It is possible to create and manipulate images in variety of layouts (Luma, LumaAlpha, RGB, RGBA) and data formats (uint8, uint16, float32 and float16), image formats and pixel data types are defined in gls_image.hpp
.
Once bound to shaders OpenCL will access the image data as normalized (0-1) floating point data for integer
image textures, and unnormalized float data for floating point
image textures.
The following code fragment shows the simple OpenCL blur kernel from our example app:
const sampler_t sampler = CLK_NORMALIZED_COORDS_FALSE | CLK_ADDRESS_CLAMP_TO_EDGE | CLK_FILTER_NEAREST;
float3 boxBlur(image2d_t blurMap, int2 imageCoordinates) {
const int filterSize = 15;
float3 blur = 0;
for (int y = -filterSize / 2; y <= filterSize / 2; y++) {
for (int x = -filterSize / 2; x <= filterSize / 2; x++) {
int2 sampleCoordinate = imageCoordinates + (int2)(x, y);
float3 blurSample = read_imagef(blurMap, sampler, sampleCoordinate).xyz;
blur += blurSample;
}
}
return blur / (filterSize * filterSize);
}
kernel void blur(read_only image2d_t input, write_only image2d_t output) {
const int2 imageCoordinates = (int2) (get_global_id(0), get_global_id(1));
float3 result = boxBlur(input, imageCoordinates);
write_imagef(output, imageCoordinates, (float4) (result, 1));
}
Compare this code with the blur() function presented above which binds the gls::cl_image_2d objects to the OpenCL kernel.
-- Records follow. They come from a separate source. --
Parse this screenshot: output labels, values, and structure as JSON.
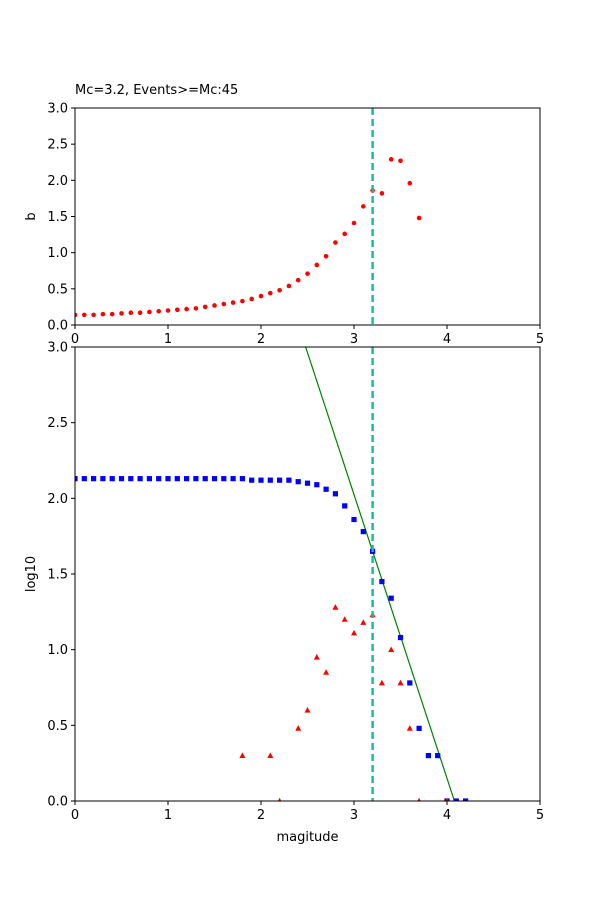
{
  "chart_data": [
    {
      "type": "scatter",
      "title": "Mc=3.2, Events>=Mc:45",
      "xlabel": "",
      "ylabel": "b",
      "xlim": [
        0,
        5
      ],
      "ylim": [
        0,
        3.0
      ],
      "xticks": [
        "0",
        "1",
        "2",
        "3",
        "4",
        "5"
      ],
      "yticks": [
        "0.0",
        "0.5",
        "1.0",
        "1.5",
        "2.0",
        "2.5",
        "3.0"
      ],
      "grid": false,
      "colors": {
        "points": "#ff0000",
        "mc_line": "#1abc9c"
      },
      "mc_line_x": 3.2,
      "series": [
        {
          "marker": "dot",
          "x": [
            0.0,
            0.1,
            0.2,
            0.3,
            0.4,
            0.5,
            0.6,
            0.7,
            0.8,
            0.9,
            1.0,
            1.1,
            1.2,
            1.3,
            1.4,
            1.5,
            1.6,
            1.7,
            1.8,
            1.9,
            2.0,
            2.1,
            2.2,
            2.3,
            2.4,
            2.5,
            2.6,
            2.7,
            2.8,
            2.9,
            3.0,
            3.1,
            3.2,
            3.3,
            3.4,
            3.5,
            3.6,
            3.7
          ],
          "y": [
            0.14,
            0.14,
            0.14,
            0.15,
            0.15,
            0.16,
            0.17,
            0.17,
            0.18,
            0.19,
            0.2,
            0.21,
            0.22,
            0.23,
            0.25,
            0.27,
            0.29,
            0.31,
            0.33,
            0.36,
            0.4,
            0.44,
            0.48,
            0.54,
            0.62,
            0.71,
            0.83,
            0.95,
            1.14,
            1.26,
            1.41,
            1.64,
            1.86,
            1.82,
            2.29,
            2.27,
            1.96,
            1.48
          ]
        }
      ]
    },
    {
      "type": "scatter",
      "title": "",
      "xlabel": "magitude",
      "ylabel": "log10",
      "xlim": [
        0,
        5
      ],
      "ylim": [
        0,
        3.0
      ],
      "xticks": [
        "0",
        "1",
        "2",
        "3",
        "4",
        "5"
      ],
      "yticks": [
        "0.0",
        "0.5",
        "1.0",
        "1.5",
        "2.0",
        "2.5",
        "3.0"
      ],
      "grid": false,
      "colors": {
        "cumulative": "#0000ff",
        "noncumulative": "#ff0000",
        "fit_line": "#008000",
        "mc_line": "#1abc9c"
      },
      "mc_line_x": 3.2,
      "fit_line": {
        "x": [
          2.48,
          4.08
        ],
        "y": [
          3.0,
          0.0
        ]
      },
      "series": [
        {
          "marker": "square",
          "x": [
            0.0,
            0.1,
            0.2,
            0.3,
            0.4,
            0.5,
            0.6,
            0.7,
            0.8,
            0.9,
            1.0,
            1.1,
            1.2,
            1.3,
            1.4,
            1.5,
            1.6,
            1.7,
            1.8,
            1.9,
            2.0,
            2.1,
            2.2,
            2.3,
            2.4,
            2.5,
            2.6,
            2.7,
            2.8,
            2.9,
            3.0,
            3.1,
            3.2,
            3.3,
            3.4,
            3.5,
            3.6,
            3.7,
            3.8,
            3.9,
            4.0,
            4.1,
            4.2
          ],
          "y": [
            2.13,
            2.13,
            2.13,
            2.13,
            2.13,
            2.13,
            2.13,
            2.13,
            2.13,
            2.13,
            2.13,
            2.13,
            2.13,
            2.13,
            2.13,
            2.13,
            2.13,
            2.13,
            2.13,
            2.12,
            2.12,
            2.12,
            2.12,
            2.12,
            2.11,
            2.1,
            2.09,
            2.06,
            2.03,
            1.95,
            1.86,
            1.78,
            1.65,
            1.45,
            1.34,
            1.08,
            0.78,
            0.48,
            0.3,
            0.3,
            0.0,
            0.0,
            0.0
          ]
        },
        {
          "marker": "triangle",
          "x": [
            1.8,
            2.1,
            2.2,
            2.4,
            2.5,
            2.6,
            2.7,
            2.8,
            2.9,
            3.0,
            3.1,
            3.2,
            3.3,
            3.4,
            3.5,
            3.6,
            3.7,
            4.0
          ],
          "y": [
            0.3,
            0.3,
            0.0,
            0.48,
            0.6,
            0.95,
            0.85,
            1.28,
            1.2,
            1.11,
            1.18,
            1.23,
            0.78,
            1.0,
            0.78,
            0.48,
            0.0,
            0.0
          ]
        }
      ]
    }
  ]
}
The full code from main.cpp shows how everything connects together:
int main(int argc, const char* argv[]) {
printf("Hello CLImage!\n");
if (argc > 1) {
// Initialize the OpenCL environment and get the context
cl::Context context = gls::getContext();
// Read the input file into an image object
auto inputImage = gls::image<gls::rgba_pixel>::read_png_file(argv[1]);
// Load image data in OpenCL image texture
gls::cl_image_2d<gls::rgba_pixel> clInputImage(context, *inputImage);
// Output Image from OpenCL processing
gls::cl_image_2d<gls::rgba_pixel> clOutputImage(context, clInputImage.width, clInputImage.height);
// Execute OpenCL Blur algorithm
blur(clInputImage, &clOutputImage);
// Use OpenCL's memory mapping for zero-copy image Output
auto outputImage = clOutputImage.mapImage();
outputImage.write_png_file("output.png");
clOutputImage.unmapImage(outputImage);
}
}